Wednesday, April 02, 2008

Maya Lin's Earthly Concerns

by Anne-Marie O'Connor
Los Angeles Times
April 1, 2008

Maya Lin has always had a deep feeling for the land. As a child, she roamed the leafy woods of the Appalachian foothills in southern Ohio, listening to the mating calls of the songbirds that filled the forest. Now Lin perceives a growing stillness, as the number of songbirds across America are decimated by habitat destruction.

The growing degradation of the natural world haunts Lin -- celebrated as the creator of the Vietnam Veterans Memorial and the reinventor of the American memorial genre -- as she pulls together the plans for what she says will be her "last memorial."

The title of this work-in-progress, like many of the details, is evolving: Perhaps "What is Missing," perhaps simply "Missing." But the theme is clear: Lin's finale will grieve for the animals, birds and plants driven into extinction -- and warn of the urgency of acting now to halt the devastation.

Lin envisions it as a multisite chronicle, including photography and video, at places around the world and with a commemorative list of names -- this time the names of extinct species. It is to be launched with a memorial table on Earth Day in April 2009 commissioned by the California Academy of Sciences in San Francisco, which chose her design to include inits new building in Golden Gate Park, an academy spokeswoman said.

"Do the math, guys. Where do we want to be in 50 years? That's the question," she said at the Museum of Contemporary Art San Diego as she installed her latest exhibit in a cathedral-like gallery lighted by the afternoon sun.

"We're in the sixth-largest extinction in the Earth's history, and it's the only one caused by a single species," Lin said. "The top 10 songbirds we grew up with are in a 40% to 70% decline. Our oceans are being devastated by overfishing. The landscape we grew up with has been significantly diminished. I just want to bring attention to it and give people the idea that you can do something about it."

At 48, Lin might seem young to hold the status of éminence grise of memorials, a position of gravitas that began when her design for the Veterans Memorial was chosen while she was 21 and a student at Yale. She has become so associated with monuments that when terrorists attacked on 9/11, a flood of faxes cascaded into her Soho studio asking her to prepare a memorial sketch.

" 'What is Missing,' " Lin said, "will close the series for me.

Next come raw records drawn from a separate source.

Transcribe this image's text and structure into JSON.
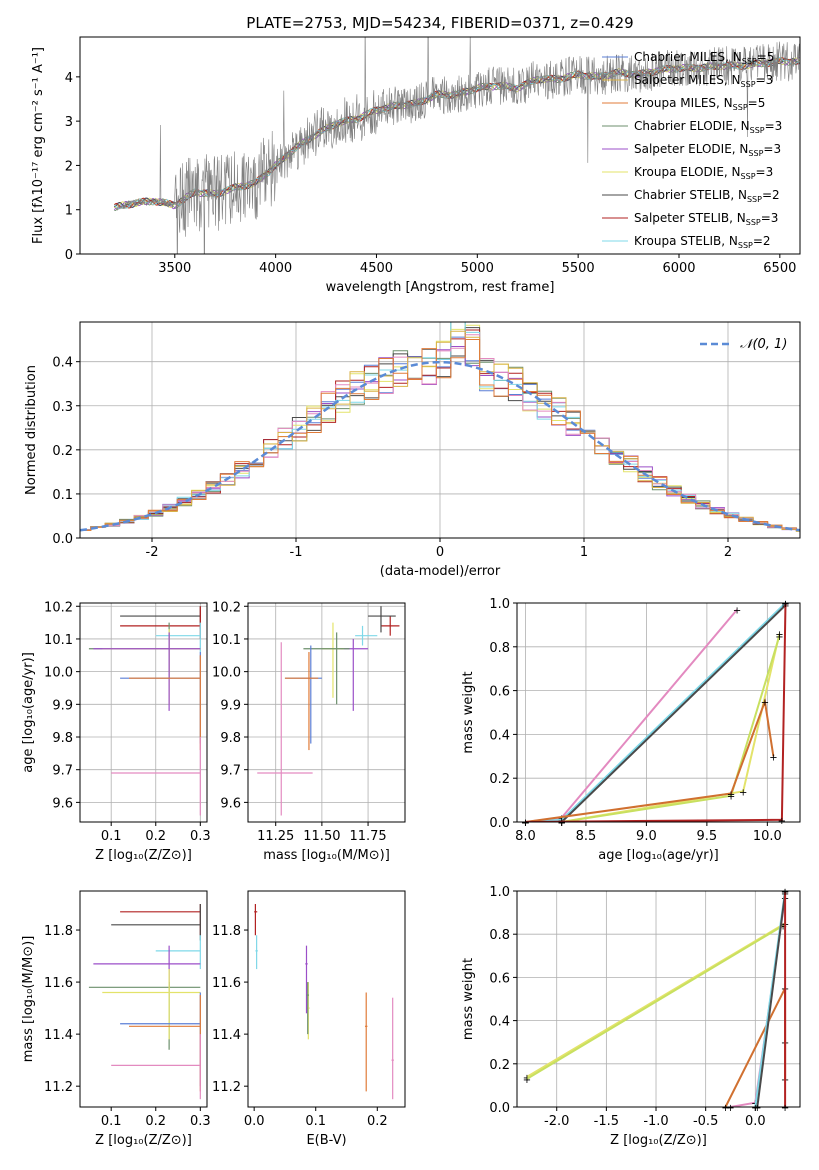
{
  "figure_title": "PLATE=2753, MJD=54234, FIBERID=0371, z=0.429",
  "colors": {
    "c0": "#5b7fd6",
    "c1": "#d9b247",
    "c2": "#e07b39",
    "c3": "#6c8f6c",
    "c4": "#9b4fc8",
    "c5": "#e3e36a",
    "c6": "#4a4a4a",
    "c7": "#b22222",
    "c8": "#7fd8e8",
    "c9": "#e38ac0",
    "c10": "#c8e060",
    "c11": "#d07030"
  },
  "chart_data": [
    {
      "id": "spectrum",
      "type": "line",
      "xlabel": "wavelength [Angstrom, rest frame]",
      "ylabel": "Flux [fλ10⁻¹⁷ erg cm⁻² s⁻¹ A⁻¹]",
      "xlim": [
        3030,
        6600
      ],
      "ylim": [
        0,
        4.9
      ],
      "xticks": [
        3500,
        4000,
        4500,
        5000,
        5500,
        6000,
        6500
      ],
      "yticks": [
        0,
        1,
        2,
        3,
        4
      ],
      "grid": false,
      "legend": [
        {
          "label": "Chabrier MILES, N_SSP=5",
          "color": "#5b7fd6"
        },
        {
          "label": "Salpeter MILES, N_SSP=3",
          "color": "#d9b247"
        },
        {
          "label": "Kroupa MILES, N_SSP=5",
          "color": "#e07b39"
        },
        {
          "label": "Chabrier ELODIE, N_SSP=3",
          "color": "#6c8f6c"
        },
        {
          "label": "Salpeter ELODIE, N_SSP=3",
          "color": "#9b4fc8"
        },
        {
          "label": "Kroupa ELODIE, N_SSP=3",
          "color": "#e3e36a"
        },
        {
          "label": "Chabrier STELIB, N_SSP=2",
          "color": "#4a4a4a"
        },
        {
          "label": "Salpeter STELIB, N_SSP=3",
          "color": "#b22222"
        },
        {
          "label": "Kroupa STELIB, N_SSP=2",
          "color": "#7fd8e8"
        }
      ],
      "continuum": {
        "x": [
          3200,
          3300,
          3400,
          3500,
          3600,
          3700,
          3800,
          3900,
          4000,
          4100,
          4200,
          4300,
          4400,
          4500,
          4600,
          4700,
          4800,
          4900,
          5000,
          5100,
          5200,
          5300,
          5400,
          5500,
          5600,
          5700,
          5800,
          5900,
          6000,
          6100,
          6200,
          6300,
          6400,
          6500,
          6600
        ],
        "y": [
          1.05,
          1.15,
          1.2,
          1.1,
          1.4,
          1.35,
          1.5,
          1.6,
          2.0,
          2.4,
          2.7,
          2.95,
          3.05,
          3.25,
          3.35,
          3.4,
          3.6,
          3.6,
          3.75,
          3.8,
          3.75,
          3.95,
          3.95,
          4.05,
          4.0,
          4.1,
          4.05,
          4.15,
          4.2,
          4.2,
          4.25,
          4.25,
          4.3,
          4.35,
          4.35
        ]
      }
    },
    {
      "id": "residuals",
      "type": "histogram",
      "xlabel": "(data-model)/error",
      "ylabel": "Normed distribution",
      "xlim": [
        -2.5,
        2.5
      ],
      "ylim": [
        0,
        0.49
      ],
      "xticks": [
        -2,
        -1,
        0,
        1,
        2
      ],
      "yticks": [
        0.0,
        0.1,
        0.2,
        0.3,
        0.4
      ],
      "grid": true,
      "legend": [
        {
          "label": "𝒩(0, 1)",
          "color": "#5b7fd6"
        }
      ],
      "legend_position": "top-right"
    },
    {
      "id": "age_vs_Z",
      "type": "scatter",
      "xlabel": "Z [log₁₀(Z/Z⊙)]",
      "ylabel": "age  [log₁₀(age/yr)]",
      "xlim": [
        0.03,
        0.315
      ],
      "ylim": [
        9.54,
        10.21
      ],
      "xticks": [
        0.1,
        0.2,
        0.3
      ],
      "yticks": [
        9.6,
        9.7,
        9.8,
        9.9,
        10.0,
        10.1,
        10.2
      ],
      "grid": true
    },
    {
      "id": "age_vs_mass",
      "type": "scatter",
      "xlabel": "mass [log₁₀(M/M⊙)]",
      "xlim": [
        11.1,
        11.95
      ],
      "ylim": [
        9.54,
        10.21
      ],
      "xticks": [
        11.25,
        11.5,
        11.75
      ],
      "yticks": [
        9.6,
        9.7,
        9.8,
        9.9,
        10.0,
        10.1,
        10.2
      ],
      "grid": true
    },
    {
      "id": "weight_vs_age",
      "type": "line",
      "xlabel": "age  [log₁₀(age/yr)]",
      "ylabel": "mass weight",
      "xlim": [
        7.93,
        10.27
      ],
      "ylim": [
        0,
        1.0
      ],
      "xticks": [
        8.0,
        8.5,
        9.0,
        9.5,
        10.0
      ],
      "yticks": [
        0.0,
        0.2,
        0.4,
        0.6,
        0.8,
        1.0
      ],
      "grid": true
    },
    {
      "id": "mass_vs_Z",
      "type": "scatter",
      "xlabel": "Z [log₁₀(Z/Z⊙)]",
      "ylabel": "mass [log₁₀(M/M⊙)]",
      "xlim": [
        0.03,
        0.315
      ],
      "ylim": [
        11.12,
        11.95
      ],
      "xticks": [
        0.1,
        0.2,
        0.3
      ],
      "yticks": [
        11.2,
        11.4,
        11.6,
        11.8
      ],
      "grid": false
    },
    {
      "id": "mass_vs_ebv",
      "type": "scatter",
      "xlabel": "E(B-V)",
      "xlim": [
        -0.01,
        0.245
      ],
      "ylim": [
        11.12,
        11.95
      ],
      "xticks": [
        0.0,
        0.1,
        0.2
      ],
      "yticks": [
        11.2,
        11.4,
        11.6,
        11.8
      ],
      "grid": false
    },
    {
      "id": "weight_vs_Z",
      "type": "line",
      "xlabel": "Z [log₁₀(Z/Z⊙)]",
      "ylabel": "mass weight",
      "xlim": [
        -2.4,
        0.45
      ],
      "ylim": [
        0,
        1.0
      ],
      "xticks": [
        -2.0,
        -1.5,
        -1.0,
        -0.5,
        0.0
      ],
      "yticks": [
        0.0,
        0.2,
        0.4,
        0.6,
        0.8,
        1.0
      ],
      "grid": true
    }
  ]
}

It's so near and dear to my heart. This is the only one I've instigated," she said. "I want the last one to be so personal, something I care so deeply about."

She holds out a long rectangular black book that is a working prototype of the project. " 'Missing,' the last memorial, will focus attention on species and places that have gone extinct or will most likely disappear, within our lifetime," an opening page reads. Funding, she hopes, will come from environmentally concerned donors.

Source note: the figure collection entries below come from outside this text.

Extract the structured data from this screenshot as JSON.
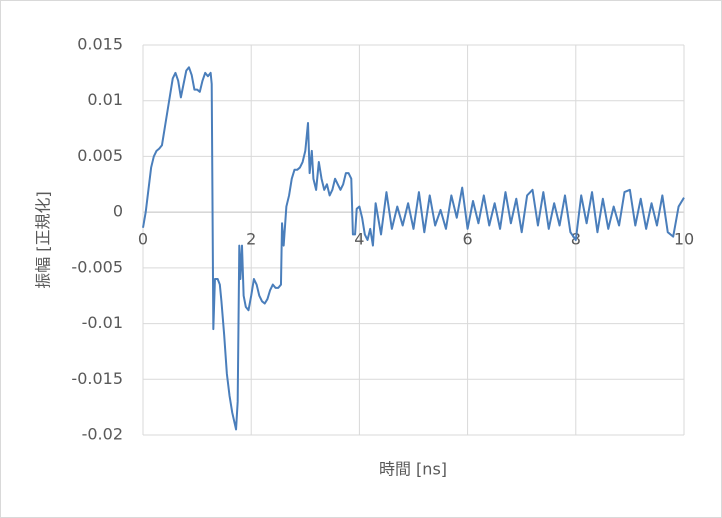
{
  "chart_data": {
    "type": "line",
    "x_label": "時間 [ns]",
    "y_label": "振幅 [正規化]",
    "color": "#4a7ebb",
    "grid": true,
    "xlim": [
      0,
      10
    ],
    "xticks": [
      0,
      2,
      4,
      6,
      8,
      10
    ],
    "ylim": [
      -0.02,
      0.015
    ],
    "yticks": [
      -0.02,
      -0.015,
      -0.01,
      -0.005,
      0,
      0.005,
      0.01,
      0.015
    ],
    "x": [
      0,
      0.05,
      0.1,
      0.15,
      0.2,
      0.25,
      0.3,
      0.35,
      0.4,
      0.45,
      0.5,
      0.55,
      0.6,
      0.65,
      0.7,
      0.75,
      0.8,
      0.85,
      0.9,
      0.95,
      1.0,
      1.05,
      1.1,
      1.15,
      1.2,
      1.25,
      1.27,
      1.3,
      1.33,
      1.38,
      1.42,
      1.45,
      1.5,
      1.55,
      1.6,
      1.65,
      1.72,
      1.75,
      1.78,
      1.8,
      1.83,
      1.86,
      1.9,
      1.95,
      2.0,
      2.05,
      2.1,
      2.15,
      2.2,
      2.25,
      2.3,
      2.35,
      2.4,
      2.45,
      2.5,
      2.55,
      2.57,
      2.6,
      2.65,
      2.7,
      2.75,
      2.8,
      2.85,
      2.9,
      2.95,
      3.0,
      3.05,
      3.08,
      3.12,
      3.15,
      3.2,
      3.25,
      3.3,
      3.35,
      3.4,
      3.45,
      3.5,
      3.55,
      3.6,
      3.65,
      3.7,
      3.75,
      3.8,
      3.85,
      3.88,
      3.92,
      3.95,
      4.0,
      4.05,
      4.1,
      4.15,
      4.2,
      4.25,
      4.3,
      4.4,
      4.5,
      4.6,
      4.7,
      4.8,
      4.9,
      5.0,
      5.1,
      5.2,
      5.3,
      5.4,
      5.5,
      5.6,
      5.7,
      5.8,
      5.9,
      6.0,
      6.1,
      6.2,
      6.3,
      6.4,
      6.5,
      6.6,
      6.7,
      6.8,
      6.9,
      7.0,
      7.1,
      7.2,
      7.3,
      7.4,
      7.5,
      7.6,
      7.7,
      7.8,
      7.9,
      8.0,
      8.1,
      8.2,
      8.3,
      8.4,
      8.5,
      8.6,
      8.7,
      8.8,
      8.9,
      9.0,
      9.1,
      9.2,
      9.3,
      9.4,
      9.5,
      9.6,
      9.7,
      9.8,
      9.9,
      10.0
    ],
    "values": [
      -0.0014,
      0.0,
      0.002,
      0.004,
      0.005,
      0.0055,
      0.0057,
      0.006,
      0.0075,
      0.009,
      0.0105,
      0.012,
      0.0125,
      0.0118,
      0.0103,
      0.0115,
      0.0127,
      0.013,
      0.0123,
      0.011,
      0.011,
      0.0108,
      0.0118,
      0.0125,
      0.0122,
      0.0125,
      0.0115,
      -0.0105,
      -0.006,
      -0.006,
      -0.0065,
      -0.008,
      -0.011,
      -0.0145,
      -0.0165,
      -0.018,
      -0.0195,
      -0.017,
      -0.003,
      -0.006,
      -0.003,
      -0.0075,
      -0.0085,
      -0.0088,
      -0.0075,
      -0.006,
      -0.0065,
      -0.0075,
      -0.008,
      -0.0082,
      -0.0078,
      -0.007,
      -0.0065,
      -0.0068,
      -0.0068,
      -0.0065,
      -0.001,
      -0.003,
      0.0005,
      0.0015,
      0.003,
      0.0038,
      0.0038,
      0.004,
      0.0045,
      0.0055,
      0.008,
      0.0035,
      0.0055,
      0.003,
      0.002,
      0.0045,
      0.003,
      0.002,
      0.0025,
      0.0015,
      0.002,
      0.003,
      0.0025,
      0.002,
      0.0025,
      0.0035,
      0.0035,
      0.003,
      -0.002,
      -0.002,
      0.0003,
      0.0005,
      -0.0005,
      -0.002,
      -0.0025,
      -0.0015,
      -0.003,
      0.0008,
      -0.002,
      0.0018,
      -0.0015,
      0.0005,
      -0.0012,
      0.0008,
      -0.0015,
      0.0018,
      -0.0018,
      0.0015,
      -0.0012,
      0.0002,
      -0.0015,
      0.0015,
      -0.0005,
      0.0022,
      -0.0015,
      0.001,
      -0.001,
      0.0015,
      -0.0012,
      0.0008,
      -0.0015,
      0.0018,
      -0.001,
      0.0012,
      -0.0018,
      0.0015,
      0.002,
      -0.0012,
      0.0018,
      -0.0015,
      0.0008,
      -0.0012,
      0.0015,
      -0.0018,
      -0.0025,
      0.0015,
      -0.001,
      0.0018,
      -0.0018,
      0.0012,
      -0.0015,
      0.0005,
      -0.0012,
      0.0018,
      0.002,
      -0.0012,
      0.0012,
      -0.0015,
      0.0008,
      -0.0012,
      0.0015,
      -0.0018,
      -0.0022,
      0.0005,
      0.0013
    ]
  }
}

As Lin spoke, she crouched on the floor of the museum's Jacobs building, using a little hammer to delicately chisel a small, winding crack she spotted in the concrete floor. When the show opened last weekend, this accidental crack was transformed into a shimmering silver river running through her "Systematic Landscapes," an exhibit that brings indoors her environmental sculptures -- and the spiritual meditations that fuel them.

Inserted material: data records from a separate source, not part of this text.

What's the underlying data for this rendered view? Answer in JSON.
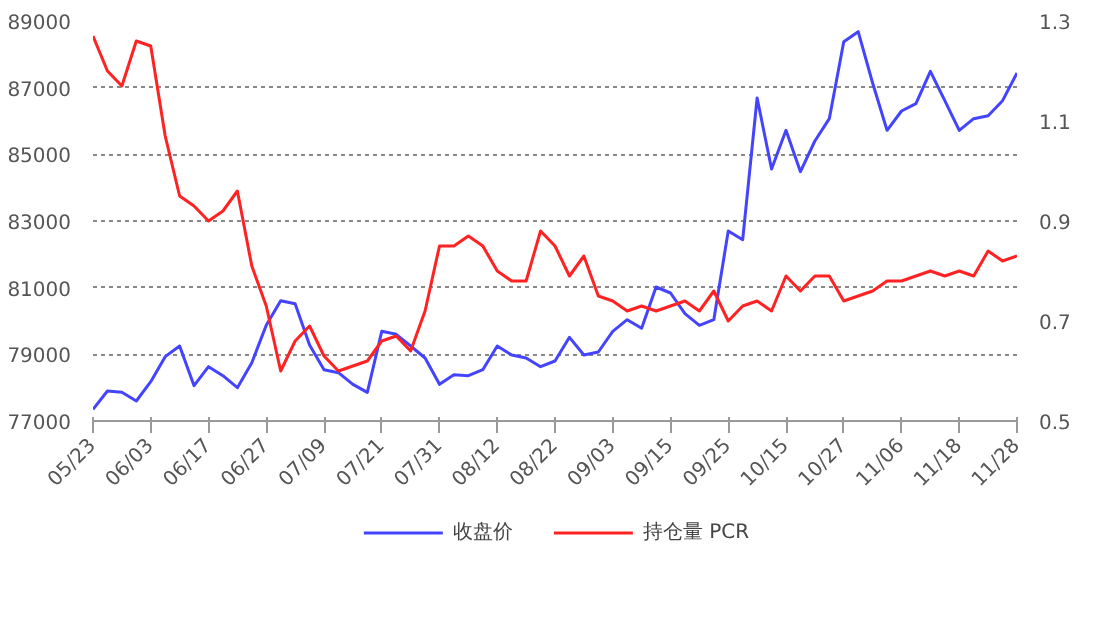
{
  "chart_data": {
    "type": "line",
    "categories": [
      "05/23",
      null,
      null,
      null,
      "06/03",
      null,
      null,
      null,
      "06/17",
      null,
      null,
      null,
      "06/27",
      null,
      null,
      null,
      "07/09",
      null,
      null,
      null,
      "07/21",
      null,
      null,
      null,
      "07/31",
      null,
      null,
      null,
      "08/12",
      null,
      null,
      null,
      "08/22",
      null,
      null,
      null,
      "09/03",
      null,
      null,
      null,
      "09/15",
      null,
      null,
      null,
      "09/25",
      null,
      null,
      null,
      "10/15",
      null,
      null,
      null,
      "10/27",
      null,
      null,
      null,
      "11/06",
      null,
      null,
      null,
      "11/18",
      null,
      null,
      null,
      "11/28"
    ],
    "series": [
      {
        "name": "收盘价",
        "color": "#4444ff",
        "values": [
          77350,
          77900,
          77860,
          77600,
          78180,
          78930,
          79250,
          78060,
          78630,
          78360,
          78000,
          78750,
          79870,
          80610,
          80520,
          79280,
          78540,
          78450,
          78100,
          77860,
          79690,
          79600,
          79250,
          78890,
          78100,
          78390,
          78360,
          78540,
          79250,
          78980,
          78890,
          78630,
          78800,
          79510,
          78980,
          79070,
          79690,
          80040,
          79780,
          81020,
          80840,
          80220,
          79870,
          80040,
          82700,
          82440,
          86690,
          84560,
          85720,
          84480,
          85400,
          86070,
          88380,
          88680,
          87140,
          85720,
          86300,
          86520,
          87490,
          86610,
          85720,
          86070,
          86160,
          86610,
          87440
        ]
      },
      {
        "name": "持仓量 PCR",
        "color": "#ff2222",
        "axis": "y2",
        "values": [
          1.27,
          1.2,
          1.17,
          1.26,
          1.25,
          1.07,
          0.95,
          0.93,
          0.9,
          0.92,
          0.96,
          0.81,
          0.73,
          0.6,
          0.66,
          0.69,
          0.63,
          0.6,
          0.61,
          0.62,
          0.66,
          0.67,
          0.64,
          0.72,
          0.85,
          0.85,
          0.87,
          0.85,
          0.8,
          0.78,
          0.78,
          0.88,
          0.85,
          0.79,
          0.83,
          0.75,
          0.74,
          0.72,
          0.73,
          0.72,
          0.73,
          0.74,
          0.72,
          0.76,
          0.7,
          0.73,
          0.74,
          0.72,
          0.79,
          0.76,
          0.79,
          0.79,
          0.74,
          0.75,
          0.76,
          0.78,
          0.78,
          0.79,
          0.8,
          0.79,
          0.8,
          0.79,
          0.84,
          0.82,
          0.83
        ]
      }
    ],
    "ylim": [
      77000,
      89000
    ],
    "yticks": [
      77000,
      79000,
      81000,
      83000,
      85000,
      87000,
      89000
    ],
    "y2lim": [
      0.5,
      1.3
    ],
    "y2ticks": [
      0.5,
      0.7,
      0.9,
      1.1,
      1.3
    ],
    "grid": "y",
    "legend": "bottom",
    "marker": "none",
    "line_style": "solid"
  }
}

Dressed in jeans and a sleeveless brown T-shirt, her brown eyes direct and focused, she was unpretentious, friendly and open. But she spoke intensely of the existential forces driving her "last memorial."

"I digress from the art show," she half-apologized, gesturing to the monumental landscapes being meticulously assembled around her. "But for me it's all the same. I've always used nature and the environment as my inspiration."

She spends much of her time creating outdoor environmental sculptures, like a winding serpent mound in Sweden modeled on a famous ancient snake mound in Ohio.

But she has attained international recognition -- and at time, fierce opposition -- for spare, elegant monuments whose emotional punch uncoils as viewers follow the march of history. There are the names of the American dead at the Vietnam Veterans Memorial in Washington, D.C., which was initially opposed by critics who wanted the work to personify fallen veterans with statues. At her Civil Rights Memorial in Montgomery, Ala., water flows over the names of murdered civil rights activists. The Yale Women's Table chronicles the days when female students audited as "silent listeners."

Lin would like her new memorial to have global reach. She wants to use the Internet, interactive media and a book to tell people specific steps they can take to spare the environment, like avoiding plastic bags, insisting on shade-grown coffee or joining a program to "adopt" an endangered species and help protect it. She wants to unveil donated corporate billboards in locations such as Times Square, with 20-minute videos with images of endangered species and places.

Does this mean she is crossing the line from artist to advocate?

Lin paused for a thoughtful moment. As a child, the burning of toxic contaminants on Lake Erie did spur her to environmental activism. She petitioned the Kroger Co., owner of Ralphs and Food4Less, to ban animal traps and advocated for Greenpeace.

"I've always said I present history. I don't dictate what people think," she began carefully. "I don't try to preach. This one, like the others, makes you aware of it: 'Did you know the sound of the songbirds, as we knew it when we were little, are gone?' But yeah," she added with a shrug, "Definitely, I will be giving groups and people things they can do in their everyday lives."